The Indirect Search for Dark Matter with IceCube

TL;DR

This paper assesses IceCube's potential to detect neutrinos from dark matter annihilation in the Sun, highlighting its competitive edge in spin-dependent interactions and its complementary role alongside direct detection methods.

Contribution

It demonstrates that neutrino telescopes like IceCube can effectively probe certain dark matter models, especially with spin-dependent interactions, surpassing some direct detection limits.

Findings

IceCube constrains spin-dependent WIMP-proton cross sections by two orders of magnitude.

Neutrino telescopes can detect dark matter models beyond the reach of direct detection.
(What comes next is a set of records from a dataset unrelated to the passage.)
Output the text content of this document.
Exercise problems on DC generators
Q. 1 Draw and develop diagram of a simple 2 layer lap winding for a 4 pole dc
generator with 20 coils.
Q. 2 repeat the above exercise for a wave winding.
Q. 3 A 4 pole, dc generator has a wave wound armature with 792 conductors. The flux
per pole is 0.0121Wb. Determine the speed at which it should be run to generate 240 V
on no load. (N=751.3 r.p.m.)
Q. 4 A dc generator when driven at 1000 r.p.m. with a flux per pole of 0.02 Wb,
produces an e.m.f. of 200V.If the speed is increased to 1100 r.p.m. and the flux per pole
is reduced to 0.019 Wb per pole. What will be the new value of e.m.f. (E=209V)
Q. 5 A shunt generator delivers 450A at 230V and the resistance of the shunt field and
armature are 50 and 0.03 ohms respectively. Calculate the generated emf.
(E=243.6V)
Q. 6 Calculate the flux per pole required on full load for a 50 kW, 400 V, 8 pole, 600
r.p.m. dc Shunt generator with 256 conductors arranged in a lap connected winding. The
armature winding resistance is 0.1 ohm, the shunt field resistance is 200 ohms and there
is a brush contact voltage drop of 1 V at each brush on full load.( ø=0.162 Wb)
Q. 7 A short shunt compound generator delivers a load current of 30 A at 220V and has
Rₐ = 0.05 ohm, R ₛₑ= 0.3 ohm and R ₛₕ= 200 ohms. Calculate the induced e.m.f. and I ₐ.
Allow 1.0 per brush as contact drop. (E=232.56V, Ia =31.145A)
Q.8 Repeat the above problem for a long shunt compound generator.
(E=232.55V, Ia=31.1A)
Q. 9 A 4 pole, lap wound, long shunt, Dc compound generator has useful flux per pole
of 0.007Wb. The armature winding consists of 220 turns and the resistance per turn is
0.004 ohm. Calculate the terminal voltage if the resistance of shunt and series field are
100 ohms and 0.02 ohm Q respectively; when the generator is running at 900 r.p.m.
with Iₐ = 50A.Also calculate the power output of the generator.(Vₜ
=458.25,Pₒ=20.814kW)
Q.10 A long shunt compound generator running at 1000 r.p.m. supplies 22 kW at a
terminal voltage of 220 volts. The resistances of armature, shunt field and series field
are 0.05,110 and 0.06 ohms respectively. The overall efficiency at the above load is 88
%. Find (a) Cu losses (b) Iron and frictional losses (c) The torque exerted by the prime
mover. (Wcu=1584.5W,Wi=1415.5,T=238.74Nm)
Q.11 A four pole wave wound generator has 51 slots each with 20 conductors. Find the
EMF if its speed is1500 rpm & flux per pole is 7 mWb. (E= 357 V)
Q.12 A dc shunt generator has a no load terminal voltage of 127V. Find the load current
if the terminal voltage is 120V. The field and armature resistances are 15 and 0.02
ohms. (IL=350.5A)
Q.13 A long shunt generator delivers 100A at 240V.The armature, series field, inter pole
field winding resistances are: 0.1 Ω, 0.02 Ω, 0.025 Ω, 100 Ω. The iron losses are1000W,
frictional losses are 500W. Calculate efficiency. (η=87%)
Models with significant spin-dependent couplings to protons are promising targets.

Abstract

We revisit the prospects for IceCube and similar kilometer-scale telescopes to detect neutrinos produced by the annihilation of weakly interacting massive dark matter particles (WIMPs) in the Sun. We emphasize that the astrophysics of the problem is understood; models can be observed or, alternatively, ruled out. In searching for a WIMP with spin-independent interactions with ordinary matter, IceCube is only competitive with direct detection experiments if the WIMP mass is sufficiently large. For spin-dependent interactions IceCube already has improved the best limits on spin-dependent WIMP cross sections by two orders of magnitude. This is largely due to the fact that models with significant spin-dependent couplings to protons are the least constrained and, at the same time, the most promising because of the efficient capture of WIMPs in the Sun. We identify models where dark matter particles are beyond the reach of any planned direct detection experiments while being within reach of neutrino telescopes. In summary, we find that, even when contemplating recent direct detection results, neutrino telescopes have the opportunity to play an important as well as complementary role in the search for particle dark matter.